Tramo 4, Camino del Cid, La ciudad soñada: Prem Sambhavo

Cuando trato de escribir acerca de Prem Shambhavo doy con la evidencia de que poco es lo que puedo contar, salvo la emoción de haber conocido a una persona extraordinaria en un entorno similar: El molino de Olba, donde reside y oferta sus talleres, retiros tántricos, o de silencio, un remanso de paz junto al río Mijares, en el precioso valle de Olba. Llegué de noche, después de haber descendido el bosque desde el Alto de la Jipé, atravesado pinares, y pisado Rolling Stones que nada tienen que ver con el rock; a oscuras y rogando a los gnomos para no retorcer un tobillo: hubiera sido catastrófico. Después de cruzar el pueblo solitario di por fin con la senda que conduce al molino. Entre cañaverales rumorosos y aroma perfumado de higueras, después de recorrer trescientos metros que parecieron mil, alcancé la casa. Prem me esperaba en pijama y zapatillas, en absoluto alarmado, confiado, tranquilo —tal parecía su naturaleza habitual—. Con gesto y palabras serenas me indicó donde asearme y facilitó ropa de cama: sábanas y edredón que había de colocar yo mismo en cualquiera de las literas de los dos cuartos de invitados. Estaba solo. Después de una ducha reconfortante, así lo hice. Una vez en el salón comedor, mientras atendía su negocio al ordenador portátil y yo daba buena cuenta del bocadillo que llevaba, me asaltó una extraña sensación, pues, o es hombre de pocas palabras, o las dosifica de manera tal que no se ve obligado a expresarlas para llenar el ambiente. Tanto la cena como su trabajo permanecieron en un silencio tenso (según mi criterio y falta de recursos) que no interrumpían siquiera los inexistentes ruidos del exterior. Tuve la impresión de que no deseaba ser cortés, sino acogedor. Desde luego, lo fue. Cuando le pareció apropiado se retiró a descansar invitándome a hacer lo mismo o quedarme en el salón, “a tu elección, las luces se apagan aquí”. Y se retiró entre sonoros bostezos.
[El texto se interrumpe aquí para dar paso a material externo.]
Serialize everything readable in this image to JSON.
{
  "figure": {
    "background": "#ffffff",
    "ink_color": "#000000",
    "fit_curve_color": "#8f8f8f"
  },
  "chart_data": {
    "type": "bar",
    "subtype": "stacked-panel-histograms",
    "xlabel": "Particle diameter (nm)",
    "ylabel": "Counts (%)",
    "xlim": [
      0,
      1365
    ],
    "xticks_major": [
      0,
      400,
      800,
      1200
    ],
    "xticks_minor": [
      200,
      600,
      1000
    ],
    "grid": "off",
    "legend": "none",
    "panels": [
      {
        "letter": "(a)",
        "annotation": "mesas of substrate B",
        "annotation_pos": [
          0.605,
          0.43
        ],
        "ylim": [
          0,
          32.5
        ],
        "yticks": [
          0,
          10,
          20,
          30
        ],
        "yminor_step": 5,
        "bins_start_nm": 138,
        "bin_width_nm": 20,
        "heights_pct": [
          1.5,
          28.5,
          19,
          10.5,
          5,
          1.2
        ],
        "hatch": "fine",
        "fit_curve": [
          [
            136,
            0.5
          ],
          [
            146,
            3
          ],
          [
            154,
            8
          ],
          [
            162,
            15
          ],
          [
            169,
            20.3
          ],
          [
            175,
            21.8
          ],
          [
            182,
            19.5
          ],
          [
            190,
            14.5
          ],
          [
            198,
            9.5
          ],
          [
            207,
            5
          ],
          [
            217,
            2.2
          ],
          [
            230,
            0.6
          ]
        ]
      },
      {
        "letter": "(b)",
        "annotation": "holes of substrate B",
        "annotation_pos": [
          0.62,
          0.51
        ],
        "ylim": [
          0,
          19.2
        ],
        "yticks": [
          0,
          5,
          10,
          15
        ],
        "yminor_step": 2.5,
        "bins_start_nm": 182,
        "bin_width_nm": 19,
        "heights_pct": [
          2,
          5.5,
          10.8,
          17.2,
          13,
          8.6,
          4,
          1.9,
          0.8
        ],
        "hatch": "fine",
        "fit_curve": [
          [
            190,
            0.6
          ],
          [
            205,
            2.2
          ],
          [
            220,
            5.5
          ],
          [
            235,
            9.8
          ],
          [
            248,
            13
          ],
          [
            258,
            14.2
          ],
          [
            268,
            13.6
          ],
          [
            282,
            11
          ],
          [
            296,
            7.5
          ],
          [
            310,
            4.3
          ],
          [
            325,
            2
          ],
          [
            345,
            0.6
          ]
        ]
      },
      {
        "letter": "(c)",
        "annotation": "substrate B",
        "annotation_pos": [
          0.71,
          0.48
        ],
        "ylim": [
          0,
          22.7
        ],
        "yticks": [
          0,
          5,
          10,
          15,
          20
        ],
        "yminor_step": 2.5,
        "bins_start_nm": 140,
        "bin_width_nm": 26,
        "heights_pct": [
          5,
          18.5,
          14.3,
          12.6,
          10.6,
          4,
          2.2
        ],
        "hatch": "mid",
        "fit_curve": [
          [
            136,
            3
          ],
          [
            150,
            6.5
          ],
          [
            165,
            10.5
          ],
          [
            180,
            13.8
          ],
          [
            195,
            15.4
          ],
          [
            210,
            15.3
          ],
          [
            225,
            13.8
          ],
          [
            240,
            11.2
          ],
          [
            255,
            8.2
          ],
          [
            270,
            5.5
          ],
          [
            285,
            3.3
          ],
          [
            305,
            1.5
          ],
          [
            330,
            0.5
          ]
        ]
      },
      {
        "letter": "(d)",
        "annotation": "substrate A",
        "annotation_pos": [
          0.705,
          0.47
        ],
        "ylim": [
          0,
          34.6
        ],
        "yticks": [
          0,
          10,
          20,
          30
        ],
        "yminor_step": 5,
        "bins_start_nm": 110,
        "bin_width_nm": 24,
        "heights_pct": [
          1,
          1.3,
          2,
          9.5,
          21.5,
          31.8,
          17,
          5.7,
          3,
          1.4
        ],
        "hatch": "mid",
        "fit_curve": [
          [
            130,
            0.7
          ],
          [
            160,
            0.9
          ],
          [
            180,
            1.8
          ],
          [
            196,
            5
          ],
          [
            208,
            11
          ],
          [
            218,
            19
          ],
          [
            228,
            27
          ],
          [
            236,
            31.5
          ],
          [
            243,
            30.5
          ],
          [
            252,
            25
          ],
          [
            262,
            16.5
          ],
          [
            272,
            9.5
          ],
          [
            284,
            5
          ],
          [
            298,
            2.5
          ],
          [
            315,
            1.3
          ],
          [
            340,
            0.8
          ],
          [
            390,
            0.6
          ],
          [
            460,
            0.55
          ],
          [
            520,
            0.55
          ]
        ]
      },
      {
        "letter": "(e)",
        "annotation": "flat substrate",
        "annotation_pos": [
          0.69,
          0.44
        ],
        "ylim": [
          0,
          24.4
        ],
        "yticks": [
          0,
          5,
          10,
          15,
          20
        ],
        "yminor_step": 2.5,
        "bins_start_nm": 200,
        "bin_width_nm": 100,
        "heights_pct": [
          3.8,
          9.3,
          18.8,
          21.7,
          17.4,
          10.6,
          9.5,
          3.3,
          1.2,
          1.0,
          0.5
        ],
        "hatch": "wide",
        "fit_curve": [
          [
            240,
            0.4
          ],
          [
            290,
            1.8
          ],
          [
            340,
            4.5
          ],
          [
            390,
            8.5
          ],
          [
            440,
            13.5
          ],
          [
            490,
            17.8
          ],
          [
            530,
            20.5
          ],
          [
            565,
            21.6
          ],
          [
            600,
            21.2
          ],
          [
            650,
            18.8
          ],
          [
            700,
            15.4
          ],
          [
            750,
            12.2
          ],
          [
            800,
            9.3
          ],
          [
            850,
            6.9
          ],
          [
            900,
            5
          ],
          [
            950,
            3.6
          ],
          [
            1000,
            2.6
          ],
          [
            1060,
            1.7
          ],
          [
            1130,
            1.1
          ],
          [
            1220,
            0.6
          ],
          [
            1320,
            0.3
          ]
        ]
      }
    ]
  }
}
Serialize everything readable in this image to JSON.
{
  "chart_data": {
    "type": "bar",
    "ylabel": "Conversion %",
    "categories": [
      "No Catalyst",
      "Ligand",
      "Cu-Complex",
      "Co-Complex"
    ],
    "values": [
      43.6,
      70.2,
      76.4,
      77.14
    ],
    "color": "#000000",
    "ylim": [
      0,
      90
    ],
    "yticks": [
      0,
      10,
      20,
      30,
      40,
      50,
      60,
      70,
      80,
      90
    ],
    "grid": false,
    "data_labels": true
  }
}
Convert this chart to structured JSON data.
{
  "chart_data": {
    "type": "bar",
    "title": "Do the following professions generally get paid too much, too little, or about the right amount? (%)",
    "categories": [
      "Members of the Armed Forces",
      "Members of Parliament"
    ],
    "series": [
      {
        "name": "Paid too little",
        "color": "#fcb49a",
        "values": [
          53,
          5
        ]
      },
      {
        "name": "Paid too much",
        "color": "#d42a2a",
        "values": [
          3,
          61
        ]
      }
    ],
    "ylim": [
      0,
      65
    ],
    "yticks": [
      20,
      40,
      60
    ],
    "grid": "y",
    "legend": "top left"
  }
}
Al día siguiente, en el desayuno, tras haberme dejado dormir más de lo indicado por mí la noche anterior, me recibió cordial y ofreció café, mermelada de saúco, mantequilla, queso y pan. Un desayuno espléndido, natural. Más conversador en esta ocasión, hablamos de la energía. Por mi parte, orientaba esta a las manifestaciones que había ido apreciando en el terreno por el que caminaba: torres eólicas, paneles solares; las electrolineras que pretende instalarnos ese mago de las finanzas y el absurdo llamado Elon Musk … Él, en cambio, arrimó oportunamente el ascua a su sardina y se fue por las interiores, las que nos estimulan o paralizan según estemos o no familiarizados con su gestión. Es a lo que se dedica en su casa. Recibe grupos, parejas, viajeros, familias, y trabaja aspectos como la meditación, el cuidado o la escucha; también el silencio. Si no entendí mal, una vez hemos dejamos a un lado móviles, redes sociales, estimulantes, etcétera; si buscamos el silencio y aprendemos a trabajarlo, podemos llegar a disfrutarlo: reconectar con nuestro yo más íntimo y estar en condiciones de crecer interiormente. Ignorante, mostré mis reservas: “¿un día entero sin hablar?”. “Y hasta cuatro o seis” —sonrío— “demasiado a menudo lo que decimos es mucho menos importante de lo que pensamos”. Me quedó claro que estarse callado es un aprendizaje más, aunque nos violenta sobremanera cuando no estamos acostumbrados a ejercerlo. No tendría tiempo en esa ocasión, pero la respuesta quedó golpeando mi cabeza hasta hoy en que escribo sobre ello, ¿Por qué no? ¿Quién sabe lo que podemos estar perdiéndonos al tratar de atender los reclamos histéricos de esta sociedad cada vez más desquiciada?

Visitando después la huerta que trabaja durante el año entero —descalzo en verano, “para sentir el calor de la tierra bajo los pies”—. Comprobando cómo transforma el agua que le rodea en alimento saludable, no tuve la impresión de estar ante un “colgado” que ejerce de santón en un valle apartado de Teruel. Es más, me pregunté si acaso no lo sería yo. Por su lado, en las cada vez más escasas ocasiones en que “baja” a Valencia, percibe a la gente hosca, cabreada, triste, comida por los nervios y el estrés. Me indica que, al contrario de lo que ocurre en otros lugares, la despoblación no afecta a Olba: “muchas familias eligen el valle para educar a sus hijos en valores antes que en conocimientos”. Tal vez por ahí vaya la senda. “¿Nos estaremos dejando el futuro atrás con todo este vértigo?”, me digo.